Menurut Kertajaya Hermawan (2008), arti komunitas adalah sekelompok orang yang saling peduli satu sama lain lebih dari yang seharusnya, dimana dalam sebuah komunitas terjadi relasi pribadi yang erat antar para anggota komunitas tersebut karena adanya kesamaan interest atau values.
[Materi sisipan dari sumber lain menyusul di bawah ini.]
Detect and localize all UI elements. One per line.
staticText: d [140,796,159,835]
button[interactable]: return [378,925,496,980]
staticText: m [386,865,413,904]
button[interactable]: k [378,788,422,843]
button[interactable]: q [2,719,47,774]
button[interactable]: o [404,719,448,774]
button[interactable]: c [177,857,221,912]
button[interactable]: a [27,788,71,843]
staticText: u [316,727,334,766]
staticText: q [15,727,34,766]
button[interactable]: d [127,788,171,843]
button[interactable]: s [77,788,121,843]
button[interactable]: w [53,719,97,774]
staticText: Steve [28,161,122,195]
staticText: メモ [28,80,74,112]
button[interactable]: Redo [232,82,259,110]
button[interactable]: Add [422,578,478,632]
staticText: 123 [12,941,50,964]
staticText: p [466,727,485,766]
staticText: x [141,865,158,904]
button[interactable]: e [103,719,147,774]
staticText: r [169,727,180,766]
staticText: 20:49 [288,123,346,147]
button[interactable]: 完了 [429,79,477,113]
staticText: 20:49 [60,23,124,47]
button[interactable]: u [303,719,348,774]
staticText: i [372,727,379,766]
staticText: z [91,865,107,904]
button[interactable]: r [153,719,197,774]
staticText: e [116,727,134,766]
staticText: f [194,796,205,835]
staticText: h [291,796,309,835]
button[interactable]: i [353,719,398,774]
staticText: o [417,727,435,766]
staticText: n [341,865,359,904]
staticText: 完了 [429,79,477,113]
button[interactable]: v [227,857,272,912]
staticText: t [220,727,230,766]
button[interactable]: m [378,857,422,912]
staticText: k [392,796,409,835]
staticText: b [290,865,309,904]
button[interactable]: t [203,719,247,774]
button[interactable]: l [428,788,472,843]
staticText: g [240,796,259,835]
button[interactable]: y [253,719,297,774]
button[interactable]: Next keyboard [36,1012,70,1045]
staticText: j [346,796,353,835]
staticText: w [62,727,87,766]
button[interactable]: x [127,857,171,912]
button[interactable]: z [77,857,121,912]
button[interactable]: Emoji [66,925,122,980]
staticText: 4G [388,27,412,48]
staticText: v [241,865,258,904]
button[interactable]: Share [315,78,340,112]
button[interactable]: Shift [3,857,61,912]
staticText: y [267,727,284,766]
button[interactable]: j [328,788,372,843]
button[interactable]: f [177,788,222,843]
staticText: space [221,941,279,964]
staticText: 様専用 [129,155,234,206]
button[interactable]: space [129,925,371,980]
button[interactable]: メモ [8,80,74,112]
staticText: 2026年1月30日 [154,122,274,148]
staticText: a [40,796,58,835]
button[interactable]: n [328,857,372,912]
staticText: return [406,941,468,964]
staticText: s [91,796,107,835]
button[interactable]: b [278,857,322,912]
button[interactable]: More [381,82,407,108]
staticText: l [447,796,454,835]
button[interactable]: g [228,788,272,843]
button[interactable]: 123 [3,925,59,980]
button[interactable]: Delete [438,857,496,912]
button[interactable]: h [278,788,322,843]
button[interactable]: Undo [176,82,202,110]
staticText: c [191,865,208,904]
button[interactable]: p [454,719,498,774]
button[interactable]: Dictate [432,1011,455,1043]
2.1.5 Tinjauan Tentang Pola Komunikasi

Pengertian komunikasi adalah bentuk atau model (lebih abstrak, suatu set peraturan) yang bisa dipakai untuk membuat atau menghasilkan suatu aatau bagian dari sesuatu, khususnya jika yang ditimbulkan cukup mencapai suatu jenis untuk pola dasar yang dapat ditunjukan atau terlihat. Istilah komunikasi bisa disebut juga sebagai model, tetapi maksudnya sama, yaitu sistem yang terdiri atas berbagai komponen yang berhubungan satu sama lain untuk mencapai tujuan pendidikan keadaan masyarakat.

“Pola komunikasi adalah bagaimana kebiasaan dari suatu kelompok untuk berinteraksi, bertukar informasi, pikiran dan pengetahuan. Pola komunikasi juga dapat dikatakan sebagai cara seseorang atau kelompok berinteraksi dengan menggunakan simbol-simbol yang telah disepakati sebelumnya”. (Pace dan Faules, 2002 : 171)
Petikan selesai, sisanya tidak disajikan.